Stettler Thomas · Nationalrat · 2025-03-05
Stettler Thomas · Nationalrat · Jura · Fraktion der Schweizerischen Volkspartei · 2025-03-05
Wortprotokoll
"Initiative pour l'avenir": quand le titre d'une proposition ne veut rien dire, il est essentiel de relever qu'il s'agit clairement d'une fausse bonne idée. C'est bien sûr dans la nature de chaque initiative de vouloir influencer l'avenir. Cette initiative est nuisible et profondément antisuisse.
Pourquoi nuisible? Parce que l'on sait que les grandes fortunes numéraires visées par ce nouvel impôt sont bien trop mobiles et ont tout loisir d'optimiser fiscalement leur succession en déplaçant leur lieu d'assujettissement. De fait, l'initiative encourage donc plutôt l'évasion fiscale et donc la perte de moyens pour les communes, les cantons et la Confédération. Elle va donc même à l'encontre de la volonté de ceux qui ont signé l'initiative et de l'intérêt de tout notre pays. Pire encore, l'initiative définit strictement l'attribution des montants hypothétiquement encaissés pour assouvir la volonté de mettre aveuglément plus de moyens pour l'écologie et le climat. L'évasion fiscale que vous pourvoyez fera donc perdre des moyens alloués à d'autres tâches essentielles comme la formation, le social, les infrastructures ou encore la sécurité de notre pays. J'imagine mal que les initiants en prendront la responsabilité.
Qu'en est-il des fortunes immobilières ou de celles accumulées dans des entreprises? Je fais partie des gens qui admirent, plutôt que des personnes qui montrent du doigt, comme le fait la gauche, ces patrons, ces familles, qui souvent, au fil de décennies et de générations, ont construit un outil de travail, établi une économie locale et[NB]permis[NB]à[NB]une[NB]multitude[NB]de personnes de trouver un emploi et d'apporter une sécurité sociale aux familles qui les entourent.
Pour souligner mes propos, je me plais à rappeler l'histoire d'une famille d'industriels jurassiens qui a marqué l'histoire d'une commune, d'une région, et même celle de tout le canton. Au-delà des milliers d'emplois, des impôts et de la dynamique économique créée par l'entreprise, la famille propriétaire, par son attachement à la région, a sans relâche soutenu le développement de la vie sociale, culturelle et sportive. Aujourd'hui disparue, faute de personnes capables de poursuivre l'engagement de cette véritable dynastie, cette entreprise familiale a été vendue à des investisseurs américains, démantelée et réduite à un site d'optimisation fiscale et de moyens pour profiter d'une image soi-disant "swissness". Bref, un désastre.
Pourquoi est-ce que je vous raconte cette histoire? En fait, pour dire deux choses. Premièrement, pour dire que mes concitoyens, gauche comprise, appelleraient d'une même voix le retour dans l'ancrage local et familial de ce fleuron détruit de notre industrie. Secondement, même si l'exemple cité n'a pas été victime de cette initiative, c'est que dans des cas similaires de transmission, des entreprises familiales de grande ampleur subiraient le même sort. Car cette nouvelle taxation tuerait toute possibilité de transmission familiale ou du moins conjurerait l'appel à des investisseurs étrangers - que vous ne voulez pas non plus.

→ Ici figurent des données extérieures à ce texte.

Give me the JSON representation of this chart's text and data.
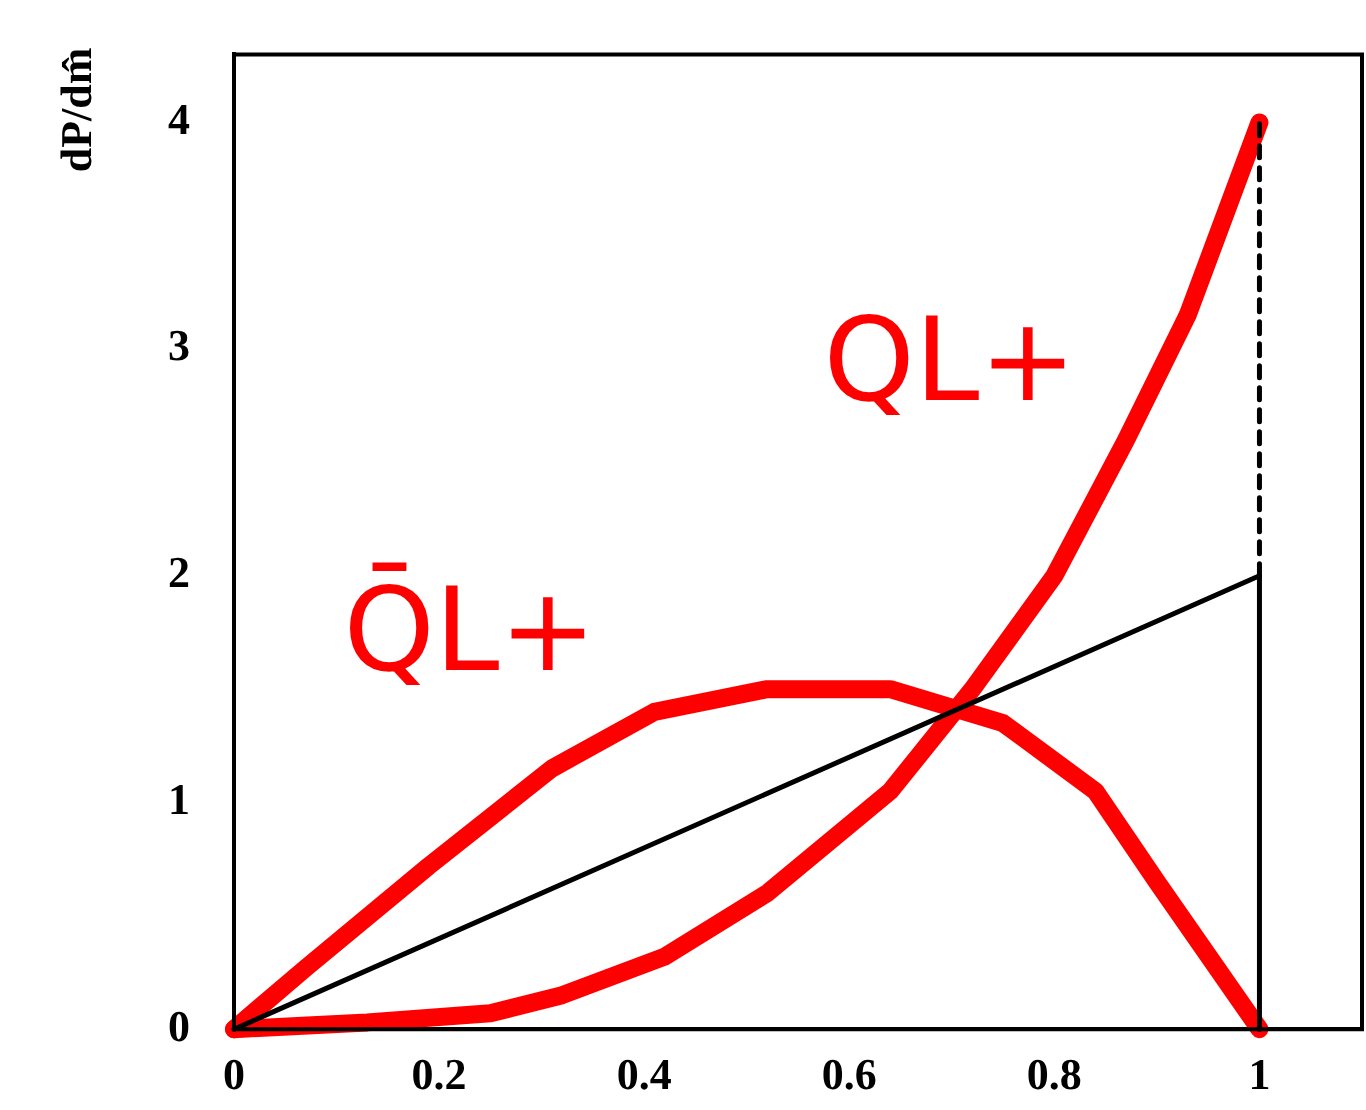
{
  "chart_data": {
    "type": "line",
    "ylabel": "dP/dm̂",
    "xlim": [
      0,
      1.1
    ],
    "ylim": [
      0,
      4.3
    ],
    "xticks": [
      0,
      0.2,
      0.4,
      0.6,
      0.8,
      1
    ],
    "yticks": [
      0,
      1,
      2,
      3,
      4
    ],
    "grid": false,
    "legend": false,
    "marker": "none",
    "series": [
      {
        "color": "#000000",
        "x": [
          0,
          1
        ],
        "values": [
          0,
          2
        ]
      },
      {
        "color": "#000000",
        "x": [
          1,
          1
        ],
        "values": [
          0,
          2
        ]
      },
      {
        "color": "#000000",
        "line_style": "dashed",
        "x": [
          1,
          1
        ],
        "values": [
          2,
          4
        ]
      },
      {
        "name": "QL+",
        "color": "#ff0000",
        "x": [
          0,
          0.13,
          0.25,
          0.32,
          0.42,
          0.52,
          0.64,
          0.72,
          0.8,
          0.87,
          0.93,
          1
        ],
        "values": [
          0,
          0.03,
          0.07,
          0.15,
          0.32,
          0.6,
          1.05,
          1.5,
          2.0,
          2.6,
          3.15,
          4
        ]
      },
      {
        "name": "Q̄L+",
        "color": "#ff0000",
        "x": [
          0,
          0.07,
          0.19,
          0.31,
          0.41,
          0.52,
          0.64,
          0.75,
          0.84,
          0.9,
          1
        ],
        "values": [
          0,
          0.27,
          0.72,
          1.15,
          1.4,
          1.5,
          1.5,
          1.35,
          1.05,
          0.65,
          0
        ]
      }
    ]
  }
}
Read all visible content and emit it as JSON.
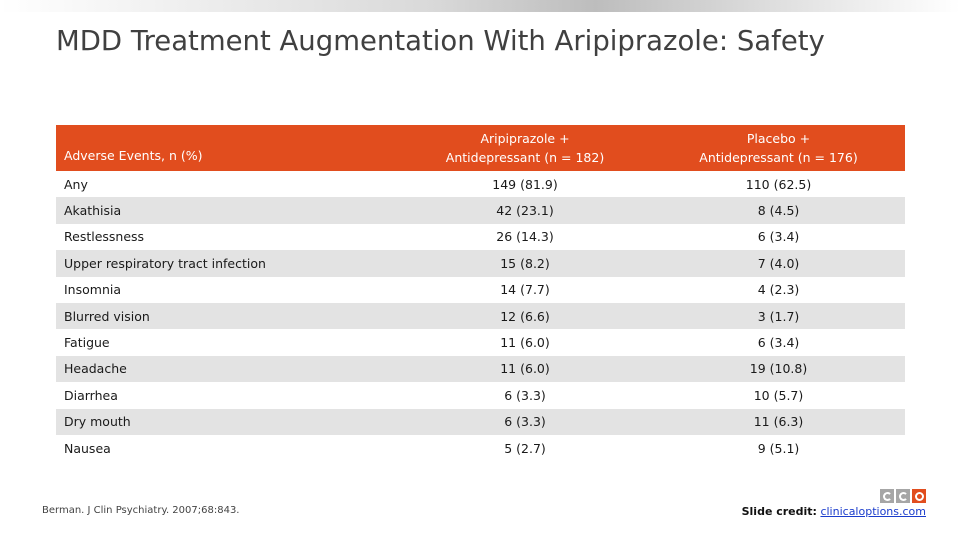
{
  "slide": {
    "title": "MDD Treatment Augmentation With Aripiprazole: Safety"
  },
  "table": {
    "headers": [
      {
        "label": "Adverse Events, n (%)"
      },
      {
        "line1": "Aripiprazole +",
        "line2": "Antidepressant (n = 182)"
      },
      {
        "line1": "Placebo +",
        "line2": "Antidepressant  (n = 176)"
      }
    ],
    "rows": [
      {
        "event": "Any",
        "aripiprazole": "149 (81.9)",
        "placebo": "110 (62.5)"
      },
      {
        "event": "Akathisia",
        "aripiprazole": "42 (23.1)",
        "placebo": "8 (4.5)"
      },
      {
        "event": "Restlessness",
        "aripiprazole": "26 (14.3)",
        "placebo": "6 (3.4)"
      },
      {
        "event": "Upper respiratory tract infection",
        "aripiprazole": "15 (8.2)",
        "placebo": "7 (4.0)"
      },
      {
        "event": "Insomnia",
        "aripiprazole": "14 (7.7)",
        "placebo": "4 (2.3)"
      },
      {
        "event": "Blurred vision",
        "aripiprazole": "12 (6.6)",
        "placebo": "3 (1.7)"
      },
      {
        "event": "Fatigue",
        "aripiprazole": "11 (6.0)",
        "placebo": "6 (3.4)"
      },
      {
        "event": "Headache",
        "aripiprazole": "11 (6.0)",
        "placebo": "19 (10.8)"
      },
      {
        "event": "Diarrhea",
        "aripiprazole": "6 (3.3)",
        "placebo": "10 (5.7)"
      },
      {
        "event": "Dry mouth",
        "aripiprazole": "6 (3.3)",
        "placebo": "11 (6.3)"
      },
      {
        "event": "Nausea",
        "aripiprazole": "5 (2.7)",
        "placebo": "9 (5.1)"
      }
    ]
  },
  "footer": {
    "citation": "Berman. J Clin Psychiatry. 2007;68:843.",
    "credit_label": "Slide credit:",
    "credit_link": "clinicaloptions.com"
  },
  "logo": {
    "icon": "cco-logo-icon"
  },
  "colors": {
    "accent": "#e14d1e",
    "stripe": "#e3e3e3",
    "title": "#404040",
    "link": "#1a3ccc"
  }
}
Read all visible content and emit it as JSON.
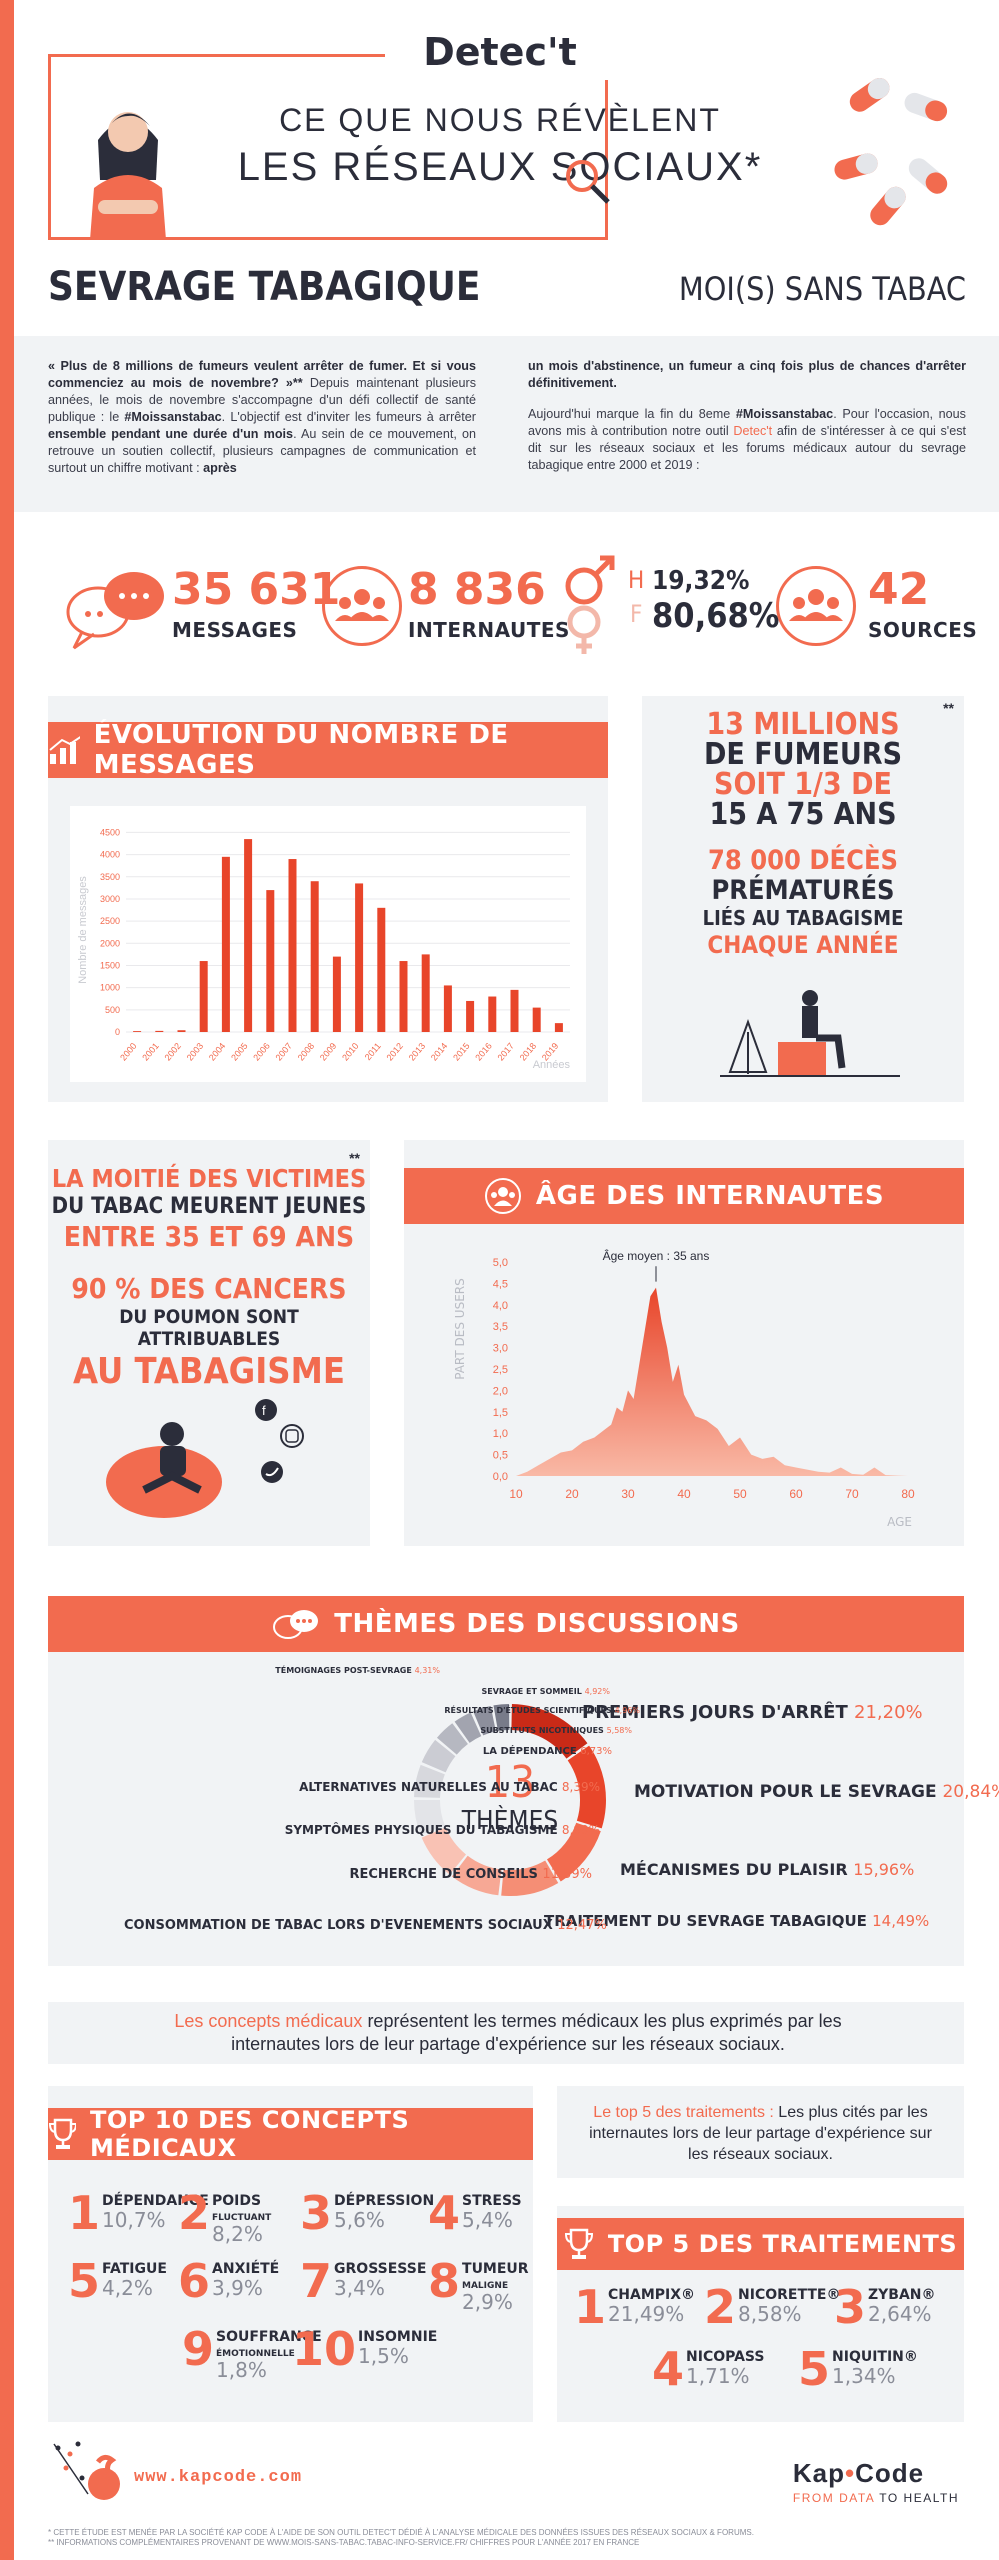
{
  "header": {
    "brand": "Detec't",
    "title_line1": "CE QUE NOUS RÉVÈLENT",
    "title_line2": "LES RÉSEAUX SOCIAUX*"
  },
  "section": {
    "left": "SEVRAGE TABAGIQUE",
    "right": "MOI(S) SANS TABAC"
  },
  "intro": {
    "col1_a": "« Plus de 8 millions de fumeurs veulent arrêter de fumer. Et si vous commenciez au mois de novembre? »**",
    "col1_b": " Depuis maintenant plusieurs années, le mois de novembre s'accompagne d'un défi collectif de santé publique : le ",
    "col1_c": "#Moissanstabac",
    "col1_d": ". L'objectif est d'inviter les fumeurs à arrêter ",
    "col1_e": "ensemble pendant une durée d'un mois",
    "col1_f": ". Au sein de ce mouvement, on retrouve un soutien collectif, plusieurs campagnes de communication et surtout un chiffre motivant : ",
    "col1_g": "après",
    "col2_a": "un mois d'abstinence, un fumeur a cinq fois plus de chances d'arrêter définitivement.",
    "col2_b": "Aujourd'hui marque la fin du 8eme ",
    "col2_c": "#Moissanstabac",
    "col2_d": ". Pour l'occasion, nous avons mis à contribution notre outil ",
    "col2_e": "Detec't",
    "col2_f": " afin de s'intéresser à ce qui s'est dit sur les réseaux sociaux et les forums médicaux autour du sevrage tabagique entre 2000 et 2019 :"
  },
  "stats": {
    "messages_value": "35 631",
    "messages_label": "MESSAGES",
    "users_value": "8 836",
    "users_label": "INTERNAUTES",
    "gender_h": "H",
    "gender_f": "F",
    "gender_h_value": "19,32%",
    "gender_f_value": "80,68%",
    "sources_value": "42",
    "sources_label": "SOURCES"
  },
  "evolution": {
    "title": "ÉVOLUTION DU NOMBRE DE MESSAGES"
  },
  "chart_data": [
    {
      "type": "bar",
      "title": "ÉVOLUTION DU NOMBRE DE MESSAGES",
      "xlabel": "Années",
      "ylabel": "Nombre de messages",
      "categories": [
        "2000",
        "2001",
        "2002",
        "2003",
        "2004",
        "2005",
        "2006",
        "2007",
        "2008",
        "2009",
        "2010",
        "2011",
        "2012",
        "2013",
        "2014",
        "2015",
        "2016",
        "2017",
        "2018",
        "2019"
      ],
      "values": [
        20,
        25,
        40,
        1600,
        3950,
        4350,
        3200,
        3900,
        3400,
        1700,
        3350,
        2800,
        1600,
        1750,
        1050,
        700,
        800,
        950,
        550,
        200
      ],
      "yticks": [
        "0",
        "500",
        "1000",
        "1500",
        "2000",
        "2500",
        "3000",
        "3500",
        "4000",
        "4500"
      ],
      "ylim": [
        0,
        4600
      ],
      "grid": true,
      "color": "#e8452a"
    },
    {
      "type": "area",
      "title": "ÂGE DES INTERNAUTES",
      "annotation": "Âge moyen : 35 ans",
      "xlabel": "AGE",
      "ylabel": "PART DES USERS",
      "xticks": [
        "10",
        "20",
        "30",
        "40",
        "50",
        "60",
        "70",
        "80"
      ],
      "yticks": [
        "0,0",
        "0,5",
        "1,0",
        "1,5",
        "2,0",
        "2,5",
        "3,0",
        "3,5",
        "4,0",
        "4,5",
        "5,0"
      ],
      "xlim": [
        10,
        80
      ],
      "ylim": [
        0,
        5
      ],
      "x": [
        10,
        12,
        14,
        16,
        18,
        20,
        22,
        24,
        26,
        27,
        28,
        29,
        30,
        31,
        32,
        33,
        34,
        35,
        36,
        37,
        38,
        39,
        40,
        42,
        44,
        46,
        48,
        50,
        52,
        54,
        56,
        58,
        60,
        62,
        64,
        66,
        68,
        70,
        72,
        74,
        76,
        78,
        80
      ],
      "y": [
        0,
        0.1,
        0.25,
        0.4,
        0.55,
        0.6,
        0.8,
        0.9,
        1.1,
        1.2,
        1.6,
        1.5,
        2.0,
        1.8,
        2.6,
        3.4,
        4.2,
        4.4,
        3.6,
        3.0,
        2.2,
        2.6,
        1.9,
        1.4,
        1.3,
        1.1,
        0.7,
        0.9,
        0.5,
        0.4,
        0.45,
        0.25,
        0.2,
        0.15,
        0.1,
        0.08,
        0.2,
        0.05,
        0.03,
        0.2,
        0.02,
        0.01,
        0
      ]
    },
    {
      "type": "pie",
      "title": "THÈMES DES DISCUSSIONS",
      "center_value": "13",
      "center_label": "THÈMES",
      "labels": [
        "PREMIERS JOURS D'ARRÊT",
        "MOTIVATION POUR LE SEVRAGE",
        "MÉCANISMES DU PLAISIR",
        "TRAITEMENT DU SEVRAGE TABAGIQUE",
        "CONSOMMATION DE TABAC LORS D'EVENEMENTS SOCIAUX",
        "RECHERCHE DE CONSEILS",
        "SYMPTÔMES PHYSIQUES DU TABAGISME",
        "ALTERNATIVES NATURELLES AU TABAC",
        "LA DÉPENDANCE",
        "SUBSTITUTS NICOTINIQUES",
        "RÉSULTATS D'ÉTUDES SCIENTIFIQUES",
        "SEVRAGE ET SOMMEIL",
        "TÉMOIGNAGES POST-SEVRAGE"
      ],
      "values": [
        21.2,
        20.84,
        15.96,
        14.49,
        12.47,
        11.59,
        8.99,
        8.39,
        6.73,
        5.58,
        4.96,
        4.92,
        4.31
      ],
      "value_labels": [
        "21,20%",
        "20,84%",
        "15,96%",
        "14,49%",
        "12,47%",
        "11,59%",
        "8,99%",
        "8,39%",
        "6,73%",
        "5,58%",
        "4,96%",
        "4,92%",
        "4,31%"
      ]
    }
  ],
  "fact1": {
    "stars": "**",
    "l1": "13 MILLIONS",
    "l2": "DE FUMEURS",
    "l3": "SOIT 1/3 DE",
    "l4": "15 A 75 ANS",
    "l5": "78 000 DÉCÈS",
    "l6": "PRÉMATURÉS",
    "l7": "LIÉS AU TABAGISME",
    "l8": "CHAQUE ANNÉE"
  },
  "fact2": {
    "stars": "**",
    "l1": "LA MOITIÉ DES VICTIMES",
    "l2": "DU TABAC MEURENT JEUNES",
    "l3": "ENTRE 35 ET 69 ANS",
    "l4": "90 % DES CANCERS",
    "l5": "DU POUMON SONT ATTRIBUABLES",
    "l6": "AU TABAGISME"
  },
  "age": {
    "title": "ÂGE DES INTERNAUTES"
  },
  "themes": {
    "title": "THÈMES DES DISCUSSIONS"
  },
  "concepts_intro": {
    "a": "Les concepts médicaux",
    "b": " représentent les termes médicaux les plus exprimés par les internautes lors de leur partage d'expérience sur les réseaux sociaux."
  },
  "top10": {
    "title": "TOP 10 DES CONCEPTS MÉDICAUX",
    "items": [
      {
        "rank": "1",
        "name": "DÉPENDANCE",
        "sub": "",
        "pct": "10,7%"
      },
      {
        "rank": "2",
        "name": "POIDS",
        "sub": "FLUCTUANT",
        "pct": "8,2%"
      },
      {
        "rank": "3",
        "name": "DÉPRESSION",
        "sub": "",
        "pct": "5,6%"
      },
      {
        "rank": "4",
        "name": "STRESS",
        "sub": "",
        "pct": "5,4%"
      },
      {
        "rank": "5",
        "name": "FATIGUE",
        "sub": "",
        "pct": "4,2%"
      },
      {
        "rank": "6",
        "name": "ANXIÉTÉ",
        "sub": "",
        "pct": "3,9%"
      },
      {
        "rank": "7",
        "name": "GROSSESSE",
        "sub": "",
        "pct": "3,4%"
      },
      {
        "rank": "8",
        "name": "TUMEUR",
        "sub": "MALIGNE",
        "pct": "2,9%"
      },
      {
        "rank": "9",
        "name": "SOUFFRANCE",
        "sub": "ÉMOTIONNELLE",
        "pct": "1,8%"
      },
      {
        "rank": "10",
        "name": "INSOMNIE",
        "sub": "",
        "pct": "1,5%"
      }
    ]
  },
  "top5_intro": {
    "a": "Le top 5 des traitements :",
    "b": " Les plus cités par les internautes lors de leur partage d'expérience sur les réseaux sociaux."
  },
  "top5": {
    "title": "TOP 5 DES TRAITEMENTS",
    "items": [
      {
        "rank": "1",
        "name": "CHAMPIX®",
        "pct": "21,49%"
      },
      {
        "rank": "2",
        "name": "NICORETTE®",
        "pct": "8,58%"
      },
      {
        "rank": "3",
        "name": "ZYBAN®",
        "pct": "2,64%"
      },
      {
        "rank": "4",
        "name": "NICOPASS",
        "pct": "1,71%"
      },
      {
        "rank": "5",
        "name": "NIQUITIN®",
        "pct": "1,34%"
      }
    ]
  },
  "footer": {
    "url": "www.kapcode.com",
    "brand_a": "Kap",
    "brand_b": "Code",
    "tagline_a": "FROM DATA",
    "tagline_b": " TO HEALTH",
    "note1": "* CETTE ÉTUDE EST MENÉE PAR LA SOCIÉTÉ KAP CODE À L'AIDE DE SON OUTIL DETEC'T DÉDIÉ À L'ANALYSE MÉDICALE DES DONNÉES ISSUES DES RÉSEAUX SOCIAUX & FORUMS.",
    "note2": "** INFORMATIONS COMPLÉMENTAIRES PROVENANT DE WWW.MOIS-SANS-TABAC.TABAC-INFO-SERVICE.FR/ CHIFFRES POUR L'ANNÉE 2017 EN FRANCE"
  }
}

Pourquoi l'initiative est-elle antisuisse? Cette initiative suit la logique socialiste. On distribue l'argent qu'on prend dans la poche des autres, cela sans faire participer sa propre équipe. Dans cette droite ligne, j'en déduis qu'aucun membre du Parti socialiste n'a une fortune supérieure à 50 millions de francs. Pourquoi sinon n'auriez-vous pas proposé une franchise de 5 millions de francs, ou moins, pour votre fameuse taxe? Ce simple fait démontre que cette initiative n'est que clientéliste. Elle cherche à cibler le plus petit nombre en attisant une jalousie déplacée. En fait, elle ne fera qu'assouvir l'envie de faire payer à d'autres un projet politique qu'une majorité, et en particulier les initiants, n'est pas prête à financer.
Dire oui à l'initiative, c'est démissionner de sa propre volonté politique, et omettre que celui qui paie commande est celui qui commande paie.